Metal-organic frameworks (MOFs) have received extensive attention due to their high surface area, ultrahigh porosity, and tunable structures. Zinc-based zeolite imidazole framework (ZIF8) is a widely reported MOF catalyst. Electrospinning can effectively synthesize 1D nanowires. With this method, ZIF8 was tightly anchored to nanowires by electrospinning. Following fast calcination, ZIF8 can be transformed into ZnO. Heterojunctions generated between ZnO catalysts and metal oxide nanotubes can improve gas-sensing properties by modulating the depletion layers. The specific synthesis process of ZIF8 and three gas-sensing composites are described in the Electronic Supplementary Material (ESM).

Assembly of the portable device

All modules were encapsulated in a box sized 22 × 14 × 13 cm. A gas chamber <150 mL was made of nylon 12, which has superior corrosion resistance. The GS microchip could be placed in this chamber, where an electrical feed-through and a gas inlet and outlet were also designed. Supplementary Fig. S3 shows the main circuit board. STM32F103C8T6 was chosen as the MCU of this board. This was enough to undertake the task of data acquisition and transmission. LCDs and serial ports were used in the communication methods with the users. Using a serial interface, the data could be transmitted to the computer. The response signals of the GS microchip could also be recorded for further analysis.
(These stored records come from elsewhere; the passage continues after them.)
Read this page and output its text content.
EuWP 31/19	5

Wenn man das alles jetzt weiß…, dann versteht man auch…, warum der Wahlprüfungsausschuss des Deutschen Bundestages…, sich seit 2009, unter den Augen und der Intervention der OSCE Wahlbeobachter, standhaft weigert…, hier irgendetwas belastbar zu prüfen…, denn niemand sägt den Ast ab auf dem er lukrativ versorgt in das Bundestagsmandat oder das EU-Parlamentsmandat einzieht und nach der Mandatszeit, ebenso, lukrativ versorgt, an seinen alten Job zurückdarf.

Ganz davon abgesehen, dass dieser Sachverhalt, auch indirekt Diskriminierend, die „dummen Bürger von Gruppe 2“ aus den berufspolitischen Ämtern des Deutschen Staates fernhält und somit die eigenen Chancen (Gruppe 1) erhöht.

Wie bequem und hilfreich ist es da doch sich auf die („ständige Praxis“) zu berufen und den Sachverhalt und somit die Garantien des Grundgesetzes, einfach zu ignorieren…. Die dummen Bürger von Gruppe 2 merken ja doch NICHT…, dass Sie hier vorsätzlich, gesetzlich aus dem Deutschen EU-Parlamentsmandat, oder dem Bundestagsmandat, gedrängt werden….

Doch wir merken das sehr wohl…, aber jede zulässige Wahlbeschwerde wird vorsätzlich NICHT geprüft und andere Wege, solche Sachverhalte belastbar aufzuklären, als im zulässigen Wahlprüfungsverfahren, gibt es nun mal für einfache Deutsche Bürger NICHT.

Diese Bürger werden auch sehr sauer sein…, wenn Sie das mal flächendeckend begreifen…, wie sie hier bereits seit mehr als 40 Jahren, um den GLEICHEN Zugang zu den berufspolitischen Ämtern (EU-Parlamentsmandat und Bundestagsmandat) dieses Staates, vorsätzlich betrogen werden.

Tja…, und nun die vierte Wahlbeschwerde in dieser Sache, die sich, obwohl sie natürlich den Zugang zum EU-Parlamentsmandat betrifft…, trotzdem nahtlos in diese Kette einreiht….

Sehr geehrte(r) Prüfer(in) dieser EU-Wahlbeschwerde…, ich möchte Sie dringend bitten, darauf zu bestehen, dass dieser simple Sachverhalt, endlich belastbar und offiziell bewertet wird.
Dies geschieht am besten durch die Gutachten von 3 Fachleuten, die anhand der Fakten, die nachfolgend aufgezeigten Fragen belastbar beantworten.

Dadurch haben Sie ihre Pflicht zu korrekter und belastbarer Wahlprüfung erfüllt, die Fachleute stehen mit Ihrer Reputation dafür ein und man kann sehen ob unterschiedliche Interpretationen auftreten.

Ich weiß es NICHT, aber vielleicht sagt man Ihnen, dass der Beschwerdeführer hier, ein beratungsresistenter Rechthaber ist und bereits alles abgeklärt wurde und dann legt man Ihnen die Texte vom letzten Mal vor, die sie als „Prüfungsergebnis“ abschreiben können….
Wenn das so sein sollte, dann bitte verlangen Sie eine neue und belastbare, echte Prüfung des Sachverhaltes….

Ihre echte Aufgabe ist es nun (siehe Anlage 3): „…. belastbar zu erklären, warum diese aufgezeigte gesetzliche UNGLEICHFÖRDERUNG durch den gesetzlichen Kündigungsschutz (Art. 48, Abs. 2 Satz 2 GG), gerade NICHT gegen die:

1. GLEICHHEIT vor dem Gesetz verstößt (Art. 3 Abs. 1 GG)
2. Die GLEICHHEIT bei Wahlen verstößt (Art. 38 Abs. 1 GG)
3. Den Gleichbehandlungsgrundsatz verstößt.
After testing was finished, the rinsing pump was turned on, and the gas chamber was flushed with ambient air through a one-way valve.

Characterization

The structure of the as-fabricated chip was documented using atomic force microscopy (AFM, NX10), with a medium and stiffer middle silicon probe (OMCL-AC160TS) with a nominal radius of 10 nm. The distribution of the surface temperature of the device was monitored by an IR camera (Fluke Ti95). The morphology and nanostructure of the gas-sensitive materials were examined by field emission scanning electron microscopy (FESEM, Zeiss Gemini SEM 500).